THE EMBODIMENTS OF THE INVENTION IN WHICH AN EXCLUSIVE
PROPERTY OR PRIVILEGE IS CLAIMED ARE DEFINED AS FOLLOWS:

1. A low-pressure mercury vapour discharge lamp having a discharge vessel in which is located a container having an opening into the discharge vessel, the con-tainer containing a mercury amalgam for controlling the mercury vapour pressure in the discharge vessel, char-acterized in that the amalgam is secured to the inner surface of the wall of the container.
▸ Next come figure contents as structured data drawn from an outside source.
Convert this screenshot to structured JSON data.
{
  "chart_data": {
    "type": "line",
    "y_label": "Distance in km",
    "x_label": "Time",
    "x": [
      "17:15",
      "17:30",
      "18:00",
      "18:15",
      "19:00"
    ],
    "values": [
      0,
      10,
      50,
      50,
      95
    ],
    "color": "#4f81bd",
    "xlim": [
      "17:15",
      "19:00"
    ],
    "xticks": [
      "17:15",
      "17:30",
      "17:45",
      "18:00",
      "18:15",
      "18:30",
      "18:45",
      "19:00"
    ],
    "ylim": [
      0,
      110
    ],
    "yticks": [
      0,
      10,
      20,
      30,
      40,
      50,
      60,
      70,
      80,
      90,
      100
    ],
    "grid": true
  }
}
2. A low-pressure mercury vapour discharge lamp as claimed in Claim 1, characterized in that the con-tainer comprises a sheet metal plate formed to provide a receptacle in which the amalgam is present and a cover plate which closes the receptacle except for a slit of not more than 0.2 mm wide between the cover plate and receptacle.

3. A low-pressure mercury vapour discharge lamp as claimed in Claim 2, characterized in that the inner surface of the receptacle is provided with a nickel layer of approximately 3 micron thick and the inner surface of the cover plate is provided with an amalgam-repulsing layer.

4. A low-pressure mercury vapour discharge lamp as claimed in Claim 2 or 3, characterized in that the cover plate forms a capsule for metallic mercury.

5. A low-pressure mercury vapour discharge lamp as claimed in Claim 1, 2 or 3, characterized in that the container is located at a distance of 10 to 20 mm from an electrode and is fastened to one end of a supporting wire the other end of which is secured in the foot of the stem which carries said electrode and is electrically insulated from the electrode leads.